Mr Glynn - They were only recognised in America on the 25th May last.

Mr WATSON - Then there is some excuse for our inaction. I think that everybody will agree that the suggestion of the Tariff Commission in this particular connexion is a very wise one indeed. But the very fact that that body points to molasses being used for methylating purposes indicates that for the purpose of blending with grape wine spirit the spirit could be produced equally cheaply. Consequently it does not require the amount of protection that it is proposed to extend to .it. I do not for a moment suggest that molasses spirit is not wholesome, but I do contend that it is not right to give to it a greater measure of protection than the circumstances of the case demand, or to allow if to be sold as "blended brandy " in the local market. To my mind, the term is a misnomer. It should be called blended rum, instead of blended brandy.

Mr DUGALD THOMSON (NORTH SYDNEY, NEW SOUTH WALES) - What is the good of providing for 25 per cent, of pure grape spirit in any article?

Mr WATSON - I cannot say. The presence of that quantity of pure grape spirit in an article may have the effect of imparting a certain flavour to it.

Sir John Quick - It may be its foundation.
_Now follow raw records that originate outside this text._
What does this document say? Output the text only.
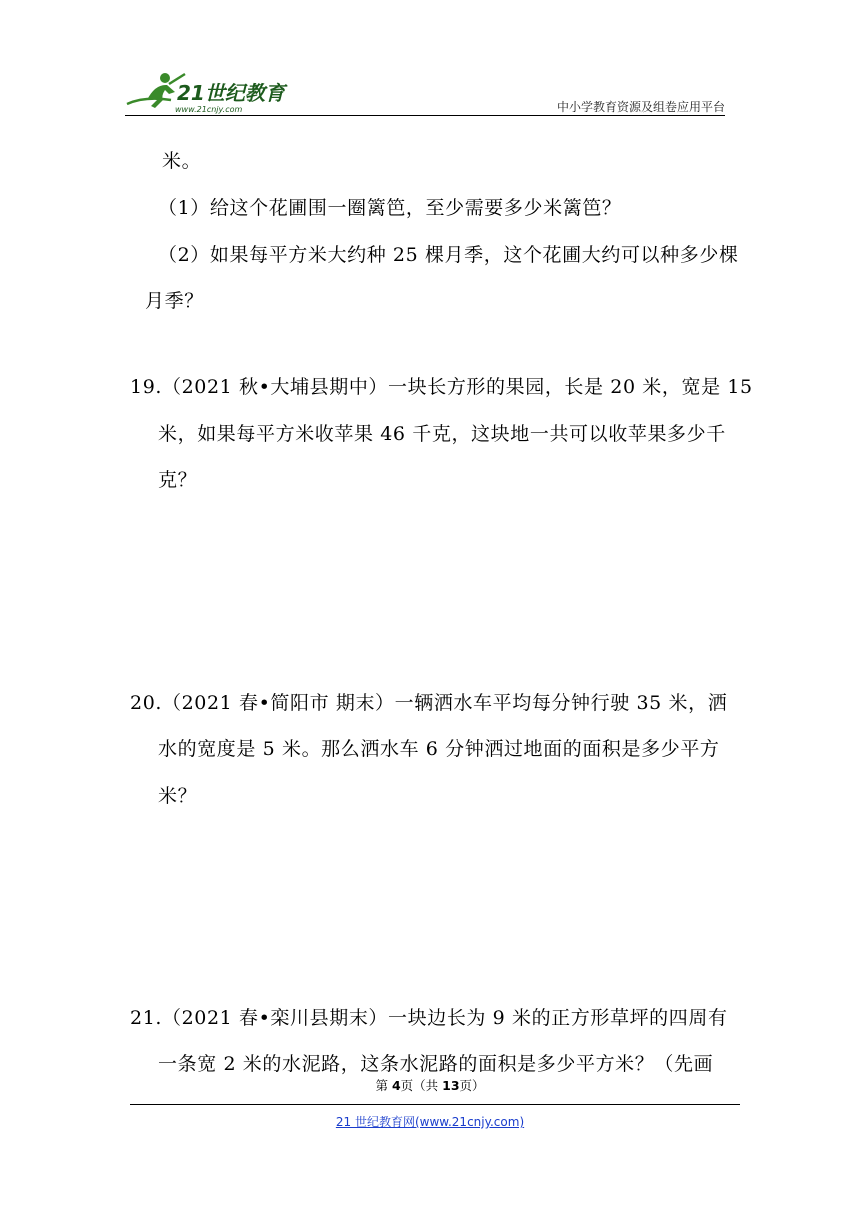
21世纪教育
www.21cnjy.com	中小学教育资源及组卷应用平台
米。
（1）给这个花圃围一圈篱笆，至少需要多少米篱笆？
（2）如果每平方米大约种 25 棵月季，这个花圃大约可以种多少棵
月季？
19.（2021 秋•大埔县期中）一块长方形的果园，长是 20 米，宽是 15
米，如果每平方米收苹果 46 千克，这块地一共可以收苹果多少千
克？
20.（2021 春•简阳市 期末）一辆洒水车平均每分钟行驶 35 米，洒
水的宽度是 5 米。那么洒水车 6 分钟洒过地面的面积是多少平方
米？
21.（2021 春•栾川县期末）一块边长为 9 米的正方形草坪的四周有
一条宽 2 米的水泥路，这条水泥路的面积是多少平方米？（先画
第 4页（共 13页）
21 世纪教育网(www.21cnjy.com)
Mr WATSON - It may be a foundation, but it is rather too flimsy a foundation upon which to erect a superstructure which is worth anything. I think that the proposal of the Government has much to commend it to the common sense of honorable members. To extend to this class of spirit twice as much protection as it previously enjoyed is fairly liberal treatment, and I am prepared to go so far. But if we allow the Excise upon this so-called blended brandy to approach within is. per gallon of that which is levied upon pure grape brandy the distillers of the latter article will be placed at a great disadvantage in fighting the former upon the Australian market. In other words, we shall discourage the use of grape spirit, and I do not know whether honorable members can contemplate that state of affairs with equanimity. I admit that the honorable member for Moira has suggested that to overcome the difficulty we might reduce the Excise upon pure grape brandy, so as to allow it a preference of 5s. per gallon as against the imported article. But I am of opinion that by levying these comparatively low Excise duties, and by retaining the import duty at 14s. per gallon, we shall commit ourselves to a sufficiently heavy loss of revenue.

Mr Page - How does the loss of revenue come in ?

Mr WATSON - The loss will be consequent upon the larger consumption of spirits which are locally produced, and upon which a lower rate of duty will be collected. I intend to support the Government proposal.